I ran my own search. Quiet, contained, the way it was supposed to be done.

Mercenaries. Mages among them, two with tracking tools still active. A formation spread across a wide front, moving inward from the northwest, following the last coordinates the collar had transmitted before I destroyed it.

I looked at Flame.

Then I smirked.

I ruffled his hair once, which made him look startled in an entirely different way than the head smacks had.

"Want to do a hunt?" I said.

We got closer by teleport, Flame dangling from my grip, landing in the canopy above the mercenary formation. I set him on the branch beside me and we watched them move through the trees below.

"They're here for you." I said quietly.

Flame went still.

"If they reach Eryndor, the people there are in danger." I said. "I won't allow that. So you have a choice. Handle it, or I hand you back to them and deal with the problem that way."

Flame turned and stared at me.

His eyes went wide. Then something moved through them, past the shock, past the fear, settling into something harder and more certain.

He didn't want to leave Eryndor. I could see it clearly. The people there fed him and let him sleep without the collar and called him by a name that was his and didn't look at him like property.

He started to shift into his dragon form.

I smacked his head.

"Not yet." I said. "Follow my instructions. Think of it as training. Unless you want to be captured again."

Flame closed his mouth. Then nodded once, sharp and decided.

I kicked him off the branch.

He dropped toward the mercenary formation below and the shouting started immediately. I settled back against the trunk and watched.

His first movements were awkward. No training, no experience, just instinct trying to find its footing in a real situation. He took hits. He stumbled. One of the mages got a containment field around him for about four seconds before Flame burned through it.

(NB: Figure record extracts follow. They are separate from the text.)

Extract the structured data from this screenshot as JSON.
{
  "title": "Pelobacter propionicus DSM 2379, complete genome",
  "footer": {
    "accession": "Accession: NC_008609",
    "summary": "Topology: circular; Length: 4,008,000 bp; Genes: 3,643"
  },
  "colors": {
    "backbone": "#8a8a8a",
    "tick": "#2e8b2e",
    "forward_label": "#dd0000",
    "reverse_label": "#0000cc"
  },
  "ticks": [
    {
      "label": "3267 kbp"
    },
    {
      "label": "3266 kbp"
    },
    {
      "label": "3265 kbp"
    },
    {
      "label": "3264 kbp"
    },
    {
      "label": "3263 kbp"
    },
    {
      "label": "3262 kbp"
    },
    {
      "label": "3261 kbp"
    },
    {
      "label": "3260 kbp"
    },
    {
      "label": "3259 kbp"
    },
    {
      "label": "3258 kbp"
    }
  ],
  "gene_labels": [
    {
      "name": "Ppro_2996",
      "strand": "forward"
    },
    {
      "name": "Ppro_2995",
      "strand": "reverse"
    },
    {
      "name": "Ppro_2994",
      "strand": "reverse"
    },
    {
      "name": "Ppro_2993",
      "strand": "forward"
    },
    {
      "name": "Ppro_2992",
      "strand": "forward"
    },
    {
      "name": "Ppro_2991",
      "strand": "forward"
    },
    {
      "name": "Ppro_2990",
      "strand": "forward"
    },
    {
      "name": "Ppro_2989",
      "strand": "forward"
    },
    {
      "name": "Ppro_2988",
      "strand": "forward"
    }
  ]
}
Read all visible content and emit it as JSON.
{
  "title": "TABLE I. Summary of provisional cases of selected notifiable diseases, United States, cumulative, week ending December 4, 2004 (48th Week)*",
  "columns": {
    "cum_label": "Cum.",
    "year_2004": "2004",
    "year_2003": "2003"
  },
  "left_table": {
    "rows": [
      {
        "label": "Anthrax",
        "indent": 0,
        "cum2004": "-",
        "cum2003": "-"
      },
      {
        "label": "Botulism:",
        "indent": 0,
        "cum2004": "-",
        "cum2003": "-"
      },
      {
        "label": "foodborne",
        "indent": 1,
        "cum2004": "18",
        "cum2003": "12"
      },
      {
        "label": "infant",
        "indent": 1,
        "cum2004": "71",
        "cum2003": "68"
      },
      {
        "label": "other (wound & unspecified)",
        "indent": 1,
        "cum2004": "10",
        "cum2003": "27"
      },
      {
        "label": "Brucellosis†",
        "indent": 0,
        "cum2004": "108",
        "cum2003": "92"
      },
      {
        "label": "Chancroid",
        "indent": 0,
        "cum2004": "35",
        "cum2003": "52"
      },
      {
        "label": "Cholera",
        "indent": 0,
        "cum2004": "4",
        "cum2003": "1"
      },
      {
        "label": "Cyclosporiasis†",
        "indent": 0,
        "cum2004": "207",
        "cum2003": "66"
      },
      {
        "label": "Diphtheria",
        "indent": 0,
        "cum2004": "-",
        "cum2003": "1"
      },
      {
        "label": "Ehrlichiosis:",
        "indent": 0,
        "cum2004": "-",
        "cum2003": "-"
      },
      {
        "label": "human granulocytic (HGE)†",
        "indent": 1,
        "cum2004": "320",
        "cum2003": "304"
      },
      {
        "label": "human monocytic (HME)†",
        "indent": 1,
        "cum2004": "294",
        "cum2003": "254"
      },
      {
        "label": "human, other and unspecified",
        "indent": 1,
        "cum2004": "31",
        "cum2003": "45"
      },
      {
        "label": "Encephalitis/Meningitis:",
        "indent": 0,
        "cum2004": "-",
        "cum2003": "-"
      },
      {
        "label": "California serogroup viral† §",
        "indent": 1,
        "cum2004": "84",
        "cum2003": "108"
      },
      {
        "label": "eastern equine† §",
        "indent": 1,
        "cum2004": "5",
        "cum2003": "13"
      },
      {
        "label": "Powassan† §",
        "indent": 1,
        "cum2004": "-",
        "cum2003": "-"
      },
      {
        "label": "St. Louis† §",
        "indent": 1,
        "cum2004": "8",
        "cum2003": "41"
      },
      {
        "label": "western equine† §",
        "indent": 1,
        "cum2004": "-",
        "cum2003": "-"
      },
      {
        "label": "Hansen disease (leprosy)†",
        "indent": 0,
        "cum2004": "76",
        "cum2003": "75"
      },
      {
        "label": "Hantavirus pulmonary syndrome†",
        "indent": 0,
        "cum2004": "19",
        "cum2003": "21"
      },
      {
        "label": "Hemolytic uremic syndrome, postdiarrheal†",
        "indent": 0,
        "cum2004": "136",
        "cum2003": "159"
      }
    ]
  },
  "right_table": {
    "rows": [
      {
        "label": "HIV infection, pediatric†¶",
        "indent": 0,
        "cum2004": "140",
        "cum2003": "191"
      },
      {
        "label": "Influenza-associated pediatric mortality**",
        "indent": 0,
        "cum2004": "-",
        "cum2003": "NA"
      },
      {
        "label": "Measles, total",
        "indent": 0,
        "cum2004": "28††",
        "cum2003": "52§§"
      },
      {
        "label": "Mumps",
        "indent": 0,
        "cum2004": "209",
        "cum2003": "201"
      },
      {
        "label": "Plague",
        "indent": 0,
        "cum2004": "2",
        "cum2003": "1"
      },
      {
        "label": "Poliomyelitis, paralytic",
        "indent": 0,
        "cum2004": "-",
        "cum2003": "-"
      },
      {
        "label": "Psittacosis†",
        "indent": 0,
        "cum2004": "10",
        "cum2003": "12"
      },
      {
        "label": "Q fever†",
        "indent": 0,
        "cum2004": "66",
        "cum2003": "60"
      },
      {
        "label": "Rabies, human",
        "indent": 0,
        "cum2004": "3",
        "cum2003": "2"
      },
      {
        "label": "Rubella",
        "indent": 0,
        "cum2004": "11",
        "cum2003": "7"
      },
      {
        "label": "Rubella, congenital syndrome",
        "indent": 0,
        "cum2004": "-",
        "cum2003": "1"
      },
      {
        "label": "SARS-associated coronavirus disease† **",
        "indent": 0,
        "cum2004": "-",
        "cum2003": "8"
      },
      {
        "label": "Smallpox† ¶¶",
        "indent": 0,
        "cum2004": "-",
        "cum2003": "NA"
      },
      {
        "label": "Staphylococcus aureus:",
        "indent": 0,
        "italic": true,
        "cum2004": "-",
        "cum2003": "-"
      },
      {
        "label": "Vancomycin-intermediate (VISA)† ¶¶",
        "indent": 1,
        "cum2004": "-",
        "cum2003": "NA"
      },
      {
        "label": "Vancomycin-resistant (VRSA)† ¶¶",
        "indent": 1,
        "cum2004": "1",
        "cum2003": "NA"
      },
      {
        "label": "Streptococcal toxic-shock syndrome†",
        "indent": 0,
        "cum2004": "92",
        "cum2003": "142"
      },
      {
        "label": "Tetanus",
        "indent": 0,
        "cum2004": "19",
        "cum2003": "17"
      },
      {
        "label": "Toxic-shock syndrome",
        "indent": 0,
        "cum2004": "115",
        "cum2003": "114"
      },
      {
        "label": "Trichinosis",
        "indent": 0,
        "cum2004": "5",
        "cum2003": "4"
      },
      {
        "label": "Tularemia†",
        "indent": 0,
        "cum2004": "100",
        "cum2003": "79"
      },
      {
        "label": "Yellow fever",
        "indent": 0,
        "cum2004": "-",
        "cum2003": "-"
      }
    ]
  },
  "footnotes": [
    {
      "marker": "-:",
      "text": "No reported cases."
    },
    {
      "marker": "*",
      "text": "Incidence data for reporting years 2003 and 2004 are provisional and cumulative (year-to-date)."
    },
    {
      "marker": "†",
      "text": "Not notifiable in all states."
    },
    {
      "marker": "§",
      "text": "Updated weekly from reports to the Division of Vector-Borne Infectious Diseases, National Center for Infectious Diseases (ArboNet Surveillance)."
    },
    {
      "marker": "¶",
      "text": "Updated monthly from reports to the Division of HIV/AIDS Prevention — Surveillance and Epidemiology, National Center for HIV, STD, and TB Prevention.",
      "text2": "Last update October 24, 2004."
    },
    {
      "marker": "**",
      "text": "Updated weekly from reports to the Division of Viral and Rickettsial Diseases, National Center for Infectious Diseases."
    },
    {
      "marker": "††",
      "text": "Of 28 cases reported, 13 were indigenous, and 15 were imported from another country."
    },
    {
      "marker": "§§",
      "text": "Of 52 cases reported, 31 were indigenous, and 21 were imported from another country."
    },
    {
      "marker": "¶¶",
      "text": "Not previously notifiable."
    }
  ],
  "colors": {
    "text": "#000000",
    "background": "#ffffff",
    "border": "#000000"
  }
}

I watched and spoke to him through a quiet telepathic thread, adjusting, correcting, pointing out the openings he was missing because he hadn't learned yet to read a formation.

He learned fast. His body found its rhythm before his mind had fully caught up to what his body was doing.

By the end, he was standing in the middle of the mercenary camp, wounded and breathing hard and the only one standing, with an expression on his face that I recognized.

The particular look of someone who has just found out what they're capable of.

I dropped from the tree and gathered the bodies. Every mercenary, every mage, every piece of equipment. I sorted through for anything that connected back to the collar or to whoever had sent them.

Then I opened a path and sent them home.

Marquis Ravendale's garden. Stacked neatly. Like returned correspondence.

I healed Flame's wounds while he was still catching his breath, running mana through him until nothing remained.

He looked at his hands.

Then at me.

"Will they send more?" He asked.

"Probably." I said.

He thought about that.

"Okay." He said.

We walked back to Eryndor, like nothing happened.